The force of gravity and the speed of light define the boundary of the Universe.    Outside the Universe there would be no energy, no movement, and no possible development.   Everything is either a system or a part of a system, starting with and contained within the Universe.


All systems do things.  Doing things takes energy, so all systems use energy.  There is a fixed amount of energy in the Universe.  According to the first law of thermodynamics, energy can neither be created nor destroyed.  


All systems use energy to do things and in so doing they make that energy less available to other systems.  This is the second law of thermodynamics.  Once energy has been utilized it cannot be re-utilized to the same degree.  Each time it is used it becomes degraded.  For example, in a living-system plants extract energy from the sun, and animals extract the chemical energy from eating plants, or from eating other animals; in effect, all animals have to use additional energy to get the same amount of energy that plants can get just by staying in one place and soaking up the sun; that is the second law of thermodynamics at work.


All systems develop and change over time.  All systems are born, they do things, and then they die, and stop doing things.  This is obviously true of living organisms, but it is also true of  our solar system and the Universe, but on vastly larger time-scales.  


Systems form a natural hierarchy.  All systems are physical;  living systems are purposive physical systems;  Human systems are normative purposive physical systems.


I have divided systems into three nested categories:  All systems are physical systems, subject to the fundamental forces of the Universe.  Living systems are purposive physical systems.  Human systems are normative, purposive physical systems.


All systems are physical, that is, they exist within the Universe.  There is no outside.  What we refer to as “spiritual” is a human system of perception that relies on our culture and imagination, and is therefore based on physical occurrences.


Living systems are purposive physical systems - they maintain and replicate themselves.  A flame resembles a living system because it gives off heat and changes it shape. A flame just goes out when it runs out of fuel. The flame is a partially self-maintaining physical system, but it does not act from purpose.  In contrast,  a  living system will go look for more food before it runs out of energy.


What makes human systems different from other living systems?  Humans have rules that they collectively agree to.  These rules create a social reality that only exists because of collective human acceptance.  I call this creation of social reality - Normativity.


The fundamental fact about normative systems is that they are always based on the creation of an imaginary boundary.  One between good and evil, right and wrong, truth and ignorance, beauty and ugliness, and, between meeting or not meeting countless standards of behaviour.   The boundary is not there in reality like the shoreline.  It is one that is created by the agreement of a group of human beings. In order to create this boundary humans must be able to agree on a difference, and actively maintain that difference by including some behaviours and excluding others.

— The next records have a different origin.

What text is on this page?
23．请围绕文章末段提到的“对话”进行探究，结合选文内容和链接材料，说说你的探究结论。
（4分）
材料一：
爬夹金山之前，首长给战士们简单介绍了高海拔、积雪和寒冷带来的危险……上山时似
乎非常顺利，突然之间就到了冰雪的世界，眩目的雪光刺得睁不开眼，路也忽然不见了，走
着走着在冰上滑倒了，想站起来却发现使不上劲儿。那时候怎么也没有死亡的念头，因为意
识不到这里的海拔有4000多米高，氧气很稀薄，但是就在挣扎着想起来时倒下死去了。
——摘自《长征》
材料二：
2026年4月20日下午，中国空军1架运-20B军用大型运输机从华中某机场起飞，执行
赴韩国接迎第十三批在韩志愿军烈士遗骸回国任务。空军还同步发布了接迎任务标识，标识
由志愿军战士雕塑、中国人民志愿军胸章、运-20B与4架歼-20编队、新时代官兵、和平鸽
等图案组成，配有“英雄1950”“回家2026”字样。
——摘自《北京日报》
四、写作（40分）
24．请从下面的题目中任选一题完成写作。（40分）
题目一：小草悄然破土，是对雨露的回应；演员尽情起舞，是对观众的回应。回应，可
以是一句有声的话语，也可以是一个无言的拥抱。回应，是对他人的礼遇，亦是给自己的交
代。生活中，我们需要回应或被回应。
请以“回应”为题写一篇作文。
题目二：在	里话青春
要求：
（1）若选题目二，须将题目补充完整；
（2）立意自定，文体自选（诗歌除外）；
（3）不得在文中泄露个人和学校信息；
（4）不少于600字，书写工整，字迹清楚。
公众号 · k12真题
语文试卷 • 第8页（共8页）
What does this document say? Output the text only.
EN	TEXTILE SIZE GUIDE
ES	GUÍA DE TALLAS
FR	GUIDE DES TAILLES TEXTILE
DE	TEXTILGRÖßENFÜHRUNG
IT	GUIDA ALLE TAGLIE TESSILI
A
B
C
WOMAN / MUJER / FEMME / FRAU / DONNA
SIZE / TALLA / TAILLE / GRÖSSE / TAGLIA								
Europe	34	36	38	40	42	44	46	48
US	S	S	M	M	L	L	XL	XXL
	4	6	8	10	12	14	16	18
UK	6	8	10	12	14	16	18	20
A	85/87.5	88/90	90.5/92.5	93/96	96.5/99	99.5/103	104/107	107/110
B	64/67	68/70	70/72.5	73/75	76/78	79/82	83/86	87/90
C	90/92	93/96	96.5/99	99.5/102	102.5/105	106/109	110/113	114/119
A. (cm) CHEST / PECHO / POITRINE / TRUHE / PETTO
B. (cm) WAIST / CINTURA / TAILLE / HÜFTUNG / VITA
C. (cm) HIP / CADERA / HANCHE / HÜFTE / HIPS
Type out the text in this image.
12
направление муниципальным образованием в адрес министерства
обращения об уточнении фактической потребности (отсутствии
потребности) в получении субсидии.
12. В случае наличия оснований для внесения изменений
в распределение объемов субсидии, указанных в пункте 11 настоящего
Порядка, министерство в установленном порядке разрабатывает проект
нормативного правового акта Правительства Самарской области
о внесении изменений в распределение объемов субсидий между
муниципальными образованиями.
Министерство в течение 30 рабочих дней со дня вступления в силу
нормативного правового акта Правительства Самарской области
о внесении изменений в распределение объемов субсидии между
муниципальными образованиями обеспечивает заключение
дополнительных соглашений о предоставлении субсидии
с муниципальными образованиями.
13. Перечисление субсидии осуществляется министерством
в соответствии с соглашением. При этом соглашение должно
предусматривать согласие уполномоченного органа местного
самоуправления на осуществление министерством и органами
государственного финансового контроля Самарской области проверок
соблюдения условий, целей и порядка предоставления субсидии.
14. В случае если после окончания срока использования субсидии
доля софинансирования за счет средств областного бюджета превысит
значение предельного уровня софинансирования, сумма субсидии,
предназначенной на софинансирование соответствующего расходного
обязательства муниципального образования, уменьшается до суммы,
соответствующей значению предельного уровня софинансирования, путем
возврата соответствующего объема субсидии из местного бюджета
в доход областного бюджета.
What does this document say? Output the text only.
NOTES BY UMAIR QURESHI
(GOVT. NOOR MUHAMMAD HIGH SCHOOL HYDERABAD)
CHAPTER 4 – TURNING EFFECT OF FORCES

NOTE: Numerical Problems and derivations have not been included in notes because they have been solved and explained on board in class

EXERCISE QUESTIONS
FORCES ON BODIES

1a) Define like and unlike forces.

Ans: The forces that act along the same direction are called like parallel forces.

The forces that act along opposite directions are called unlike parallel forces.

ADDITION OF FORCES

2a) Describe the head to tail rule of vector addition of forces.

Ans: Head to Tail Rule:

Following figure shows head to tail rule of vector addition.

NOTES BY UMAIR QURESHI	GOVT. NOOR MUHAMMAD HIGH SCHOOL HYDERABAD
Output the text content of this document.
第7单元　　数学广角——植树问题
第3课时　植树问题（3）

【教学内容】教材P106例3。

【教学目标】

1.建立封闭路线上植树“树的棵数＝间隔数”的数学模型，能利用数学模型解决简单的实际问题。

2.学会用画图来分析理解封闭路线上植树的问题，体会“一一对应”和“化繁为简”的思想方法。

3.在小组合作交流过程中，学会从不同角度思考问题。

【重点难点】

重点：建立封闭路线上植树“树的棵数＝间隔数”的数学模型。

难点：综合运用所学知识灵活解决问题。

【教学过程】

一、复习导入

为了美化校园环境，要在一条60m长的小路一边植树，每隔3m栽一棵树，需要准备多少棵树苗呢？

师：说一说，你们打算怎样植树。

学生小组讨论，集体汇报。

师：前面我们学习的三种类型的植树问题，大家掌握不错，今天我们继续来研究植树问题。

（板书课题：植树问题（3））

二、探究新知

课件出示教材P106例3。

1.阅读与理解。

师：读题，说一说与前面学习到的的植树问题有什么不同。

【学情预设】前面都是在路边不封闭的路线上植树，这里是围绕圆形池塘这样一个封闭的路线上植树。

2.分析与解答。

Normative systems frame all human social activity.   The first humans began the human experiment when they agreed to live under a moral system.   Just as the Universe creates the structure of physical reality through its own gravitational and electromagnetic forces, by drawing a line between good and evil, our Homo Erectus ancestors created the basis for all succeeding human systems, systems that eventually led to language and the myriad of cultural forms that we participate in today. - Originally Posted April 24, 2017.